CS 231: Computer Security

A cross-site scripting (XSS) example

Nothing to hand in.

  1. Do a quick search to get a brief definition of cross-site scripting (XSS).
  2. Launch Safari on a Mac. Go to any page and right-click on any part of the page. If "Inspect Element" does not appear in the context menu, then go to Safari's Preferences, select the Advanced tab, and check the "Show Develop menu in menu bar" checkbox.
  3. Go to InsecureLand (hosted at thacker.mathcs.carleton.edu) and create an account. Use a stupid password that you wouldn't ever use in any other context. You don't want to share a good password with InsecureLand, after all.
  4. Look at your browser's cookies from thacker.mathcs.carleton.edu. What do you see?
  5. Change your password (to some other bad password) at InsecureLand and re-examine your cookies. Now what do you see?
  6. While logged in on InsecureLand, search for "moose". What results to you see?

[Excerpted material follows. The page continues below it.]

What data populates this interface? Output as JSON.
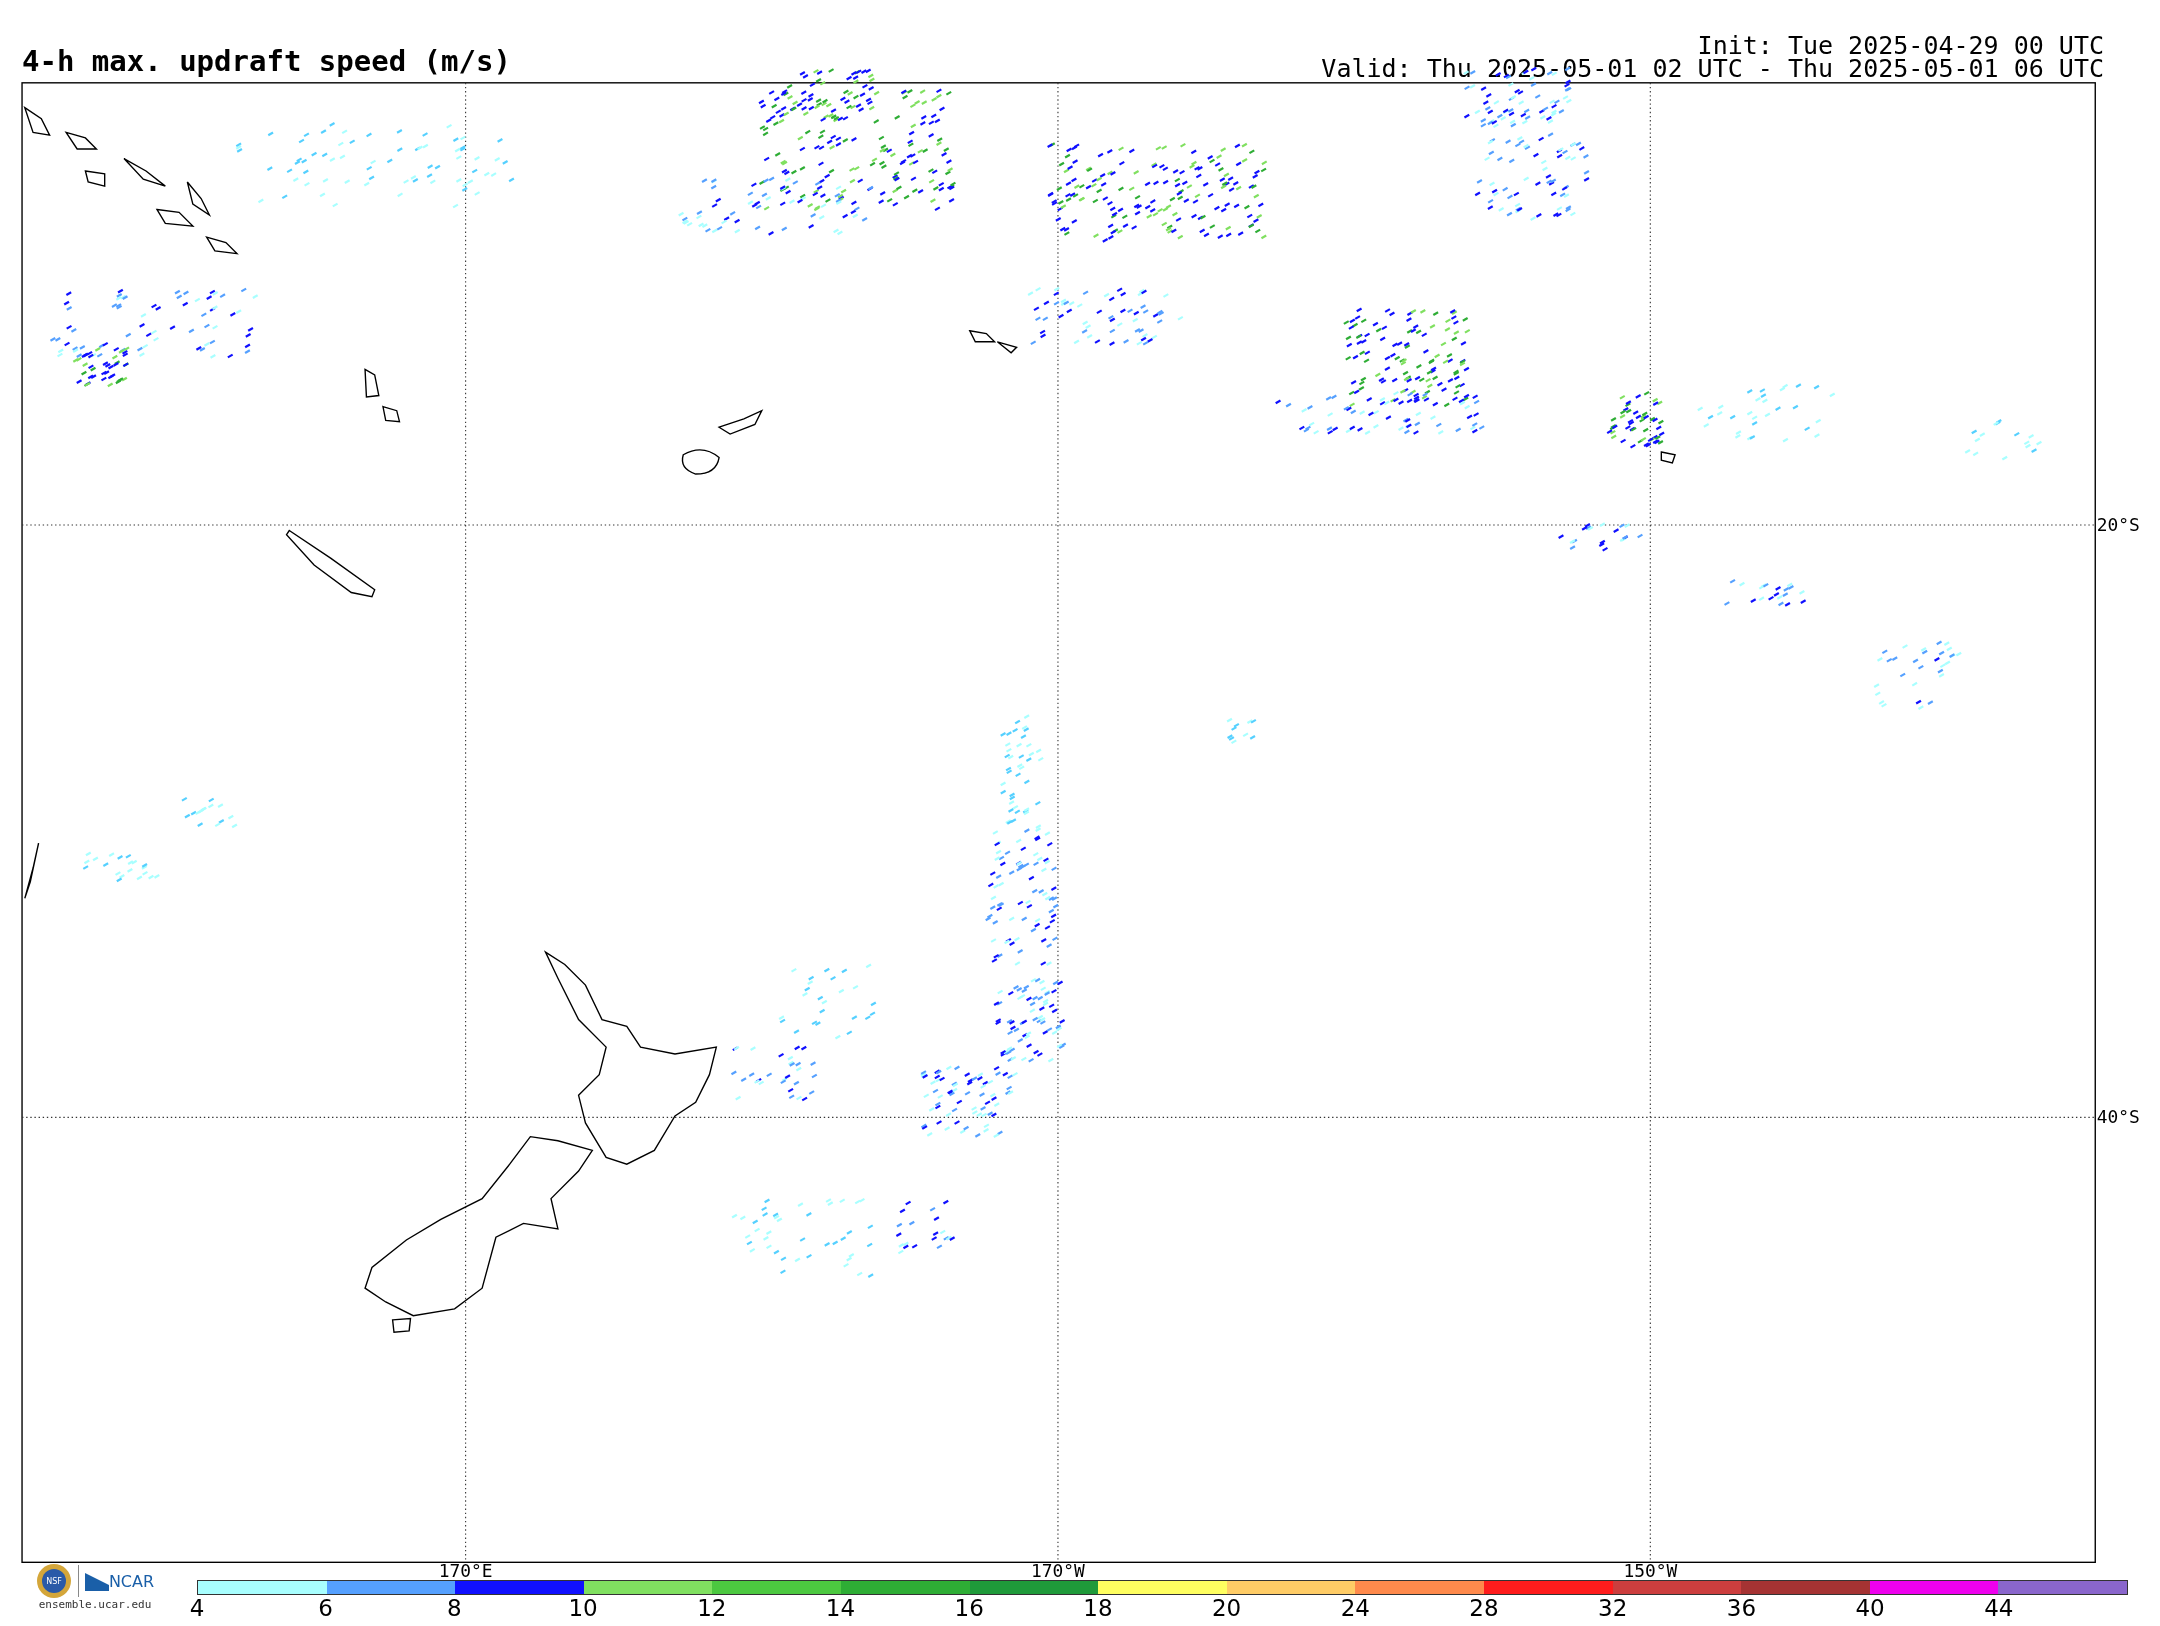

  7. Search for "octopus". What results?
  8. Search for "<span style="color:red">octopus</span>". What do you see? What do you think the sever code is doing with your search string? (And can you play other weird HTML games with InsecureLand's search-failed error message?)
  9. Search for:
    goat<script>alert('Hello')</script>
    You should be told that InsecureLand can't find goat. Now, right-click on the page and select "Inspect Element". Once you do this, you should see a red exclamation point icon showing (at least) 1 error. Select that error. What does the element inspector tell you about the error? (If you don't see the error, try reloading the page or starting over in a new tab.)

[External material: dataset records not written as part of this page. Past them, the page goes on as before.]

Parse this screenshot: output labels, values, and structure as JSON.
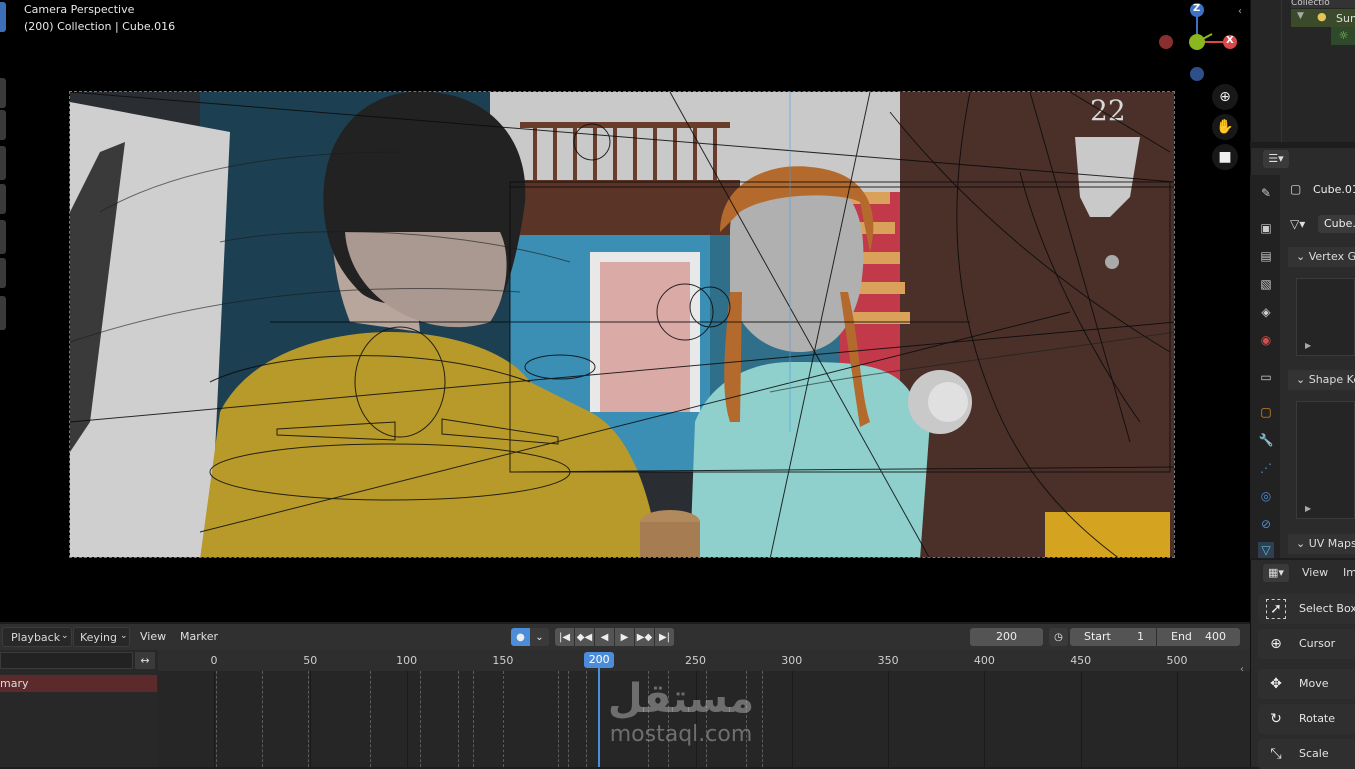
{
  "viewport": {
    "mode": "Camera Perspective",
    "info": "(200) Collection | Cube.016",
    "door_number": "22",
    "gizmo": {
      "z": "Z",
      "x": "X"
    },
    "nav_icons": [
      "zoom-icon",
      "hand-icon",
      "camera-icon"
    ]
  },
  "outliner": {
    "row1": "Collectio",
    "row2": "Sun"
  },
  "properties": {
    "object_name": "Cube.01",
    "data_name": "Cube.",
    "panels": [
      "Vertex Gr",
      "Shape Ke",
      "UV Maps"
    ]
  },
  "toolbar": {
    "menu_view": "View",
    "menu_image": "Im",
    "tools": [
      "Select Box",
      "Cursor",
      "Move",
      "Rotate",
      "Scale"
    ]
  },
  "timeline": {
    "menus": {
      "playback": "Playback",
      "keying": "Keying",
      "view": "View",
      "marker": "Marker"
    },
    "current_frame": "200",
    "start_label": "Start",
    "start_value": "1",
    "end_label": "End",
    "end_value": "400",
    "ruler_ticks": [
      "0",
      "50",
      "100",
      "150",
      "200",
      "250",
      "300",
      "350",
      "400",
      "450",
      "500"
    ],
    "playhead": "200",
    "summary": "mary"
  },
  "watermark": {
    "arabic": "مستقل",
    "latin": "mostaql.com"
  },
  "colors": {
    "accent_blue": "#4b8ddb",
    "axis_red": "#d84a4a",
    "axis_green": "#8ab620",
    "axis_blue": "#3f72c4",
    "summary_red": "#5c2a2a"
  }
}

  10. Disable the XSS Auditor by opening Terminal and executing the command
    defaults write com.apple.Safari "com.apple.Safari.ContentPageGroupIdentifier.WebKit2XSSAuditorEnabled" -bool FALSE
    Relaunch Safari and try the goat/Hello search again. Now what happens?

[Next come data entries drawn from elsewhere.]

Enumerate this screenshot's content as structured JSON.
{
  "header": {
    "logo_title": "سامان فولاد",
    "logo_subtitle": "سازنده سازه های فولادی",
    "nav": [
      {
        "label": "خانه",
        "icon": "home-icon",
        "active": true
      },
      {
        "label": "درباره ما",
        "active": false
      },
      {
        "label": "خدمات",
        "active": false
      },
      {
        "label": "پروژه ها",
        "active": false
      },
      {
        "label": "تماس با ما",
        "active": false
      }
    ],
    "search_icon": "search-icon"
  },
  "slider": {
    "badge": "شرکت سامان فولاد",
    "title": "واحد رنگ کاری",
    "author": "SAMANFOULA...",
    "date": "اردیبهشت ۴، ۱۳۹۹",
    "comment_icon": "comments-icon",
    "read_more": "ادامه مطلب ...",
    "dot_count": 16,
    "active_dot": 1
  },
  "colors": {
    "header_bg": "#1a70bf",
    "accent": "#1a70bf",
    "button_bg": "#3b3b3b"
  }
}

  11. How is the XSS Auditor able to tell that the alert('Hello') should not be executed?
  12. Don't forget to execute
    defaults write com.apple.Safari "com.apple.Safari.ContentPageGroupIdentifier.WebKit2XSSAuditorEnabled" -bool TRUE
    before you quit. The XSS Auditor is something you want to keep enabled.
  13. Can you come up with a search that would email your InsecureLand cookie to you? The answer may be no. But you may want to investigate how to send email via Javascript, or how to make an HTTP query via Javascript, which would enable you to invoke a web service that could in turn email the cookie to you. In any case, I'm asking you to describe a technique, not necessarily to implement it in full detail.
  14. Emailing your own password to yourself is not very interesting. But explain how you could use the search + Javascript technique above to obtain somebody else's password.
  15. Suppose we added a discussion forum to InsecureLand, so you could post arbitrary text as comments in various discussion threads. How would you go about doing harm to other users of InsecureLand via the discussion forum?
  16. Finally, take a look at the InsecureLand server-side source code, conveniently linked on the InsecureLand page.
    1. Does InsecureLand log or limit login attempts?
    2. How could you login without knowing any user name or password?
    3. In detail, what should InsecureLand's author do to close up the XSS security hole(s)?